IL RAPPORTO PADRE FIGLIO...

E’ evidente,dunque, che la via del giusto mezzo è sempre la migliore, proprio quella che indica Menandro quando parla del dovere del figlio di ascoltare i consigli del padre ma senza che quest’ultimo imponga con la forza la sua volontà; ed è anche quella che indica Terenzio quando parla del genitore come attento consigliere dei figli, un padre o una madre che debbono diventare un punto di riferimento morale per i giovani ancora inesperti dei casi della vita. Possiamo quindi affermare che la saggezza degli antichi, espressa attraverso opere letterarie immortali, è ancora utile oggi ed in qualche caso addirittura essenziale.
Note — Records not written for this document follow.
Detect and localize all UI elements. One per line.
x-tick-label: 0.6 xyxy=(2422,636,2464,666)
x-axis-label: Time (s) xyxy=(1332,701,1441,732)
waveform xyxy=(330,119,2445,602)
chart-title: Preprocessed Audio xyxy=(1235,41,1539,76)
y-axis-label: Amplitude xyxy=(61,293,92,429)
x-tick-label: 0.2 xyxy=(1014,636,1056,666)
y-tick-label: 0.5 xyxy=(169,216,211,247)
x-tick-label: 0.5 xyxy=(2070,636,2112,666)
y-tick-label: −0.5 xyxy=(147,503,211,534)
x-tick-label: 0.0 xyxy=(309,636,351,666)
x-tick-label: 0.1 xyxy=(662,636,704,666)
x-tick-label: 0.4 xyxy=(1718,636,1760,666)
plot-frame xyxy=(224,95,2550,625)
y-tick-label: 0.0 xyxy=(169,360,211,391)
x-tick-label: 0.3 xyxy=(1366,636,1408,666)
Una ragione in più per non dimenticare il nostro passato e per sostenere un principio a cui io ho sempre creduto, quello cioè secondo cui un popolo che non conosce il proprio passato non ha nemmeno un futuro, perché un albero che non prende nutrimento dalle sue radici non potrà mai elevarsi verso il cielo.

ALLA RICERCA DI NEMO

Molti film, nonché cartoni animati hanno trattato seppur in maniera velata il problema dell'educazione. Tra questi "Alla ricerca di nemo" ne è un esempio calzante. Questo film è molto più di una semplice avventura subacquea. Affronta la crisi d'identità di Nemo, un bambino che ha perso la madre ancor prima di nascere e da allora sta lottando; mentre suo padre fa del suo meglio per mantenere suo figlio al sicuro. 'Alla ricerca di Nemo' è la battaglia di un padre che cerca di crescere un figlio da solo. Potrebbe non sapere come crescere un bambino, ma sa che ama suo figlio e farebbe qualsiasi cosa per lui.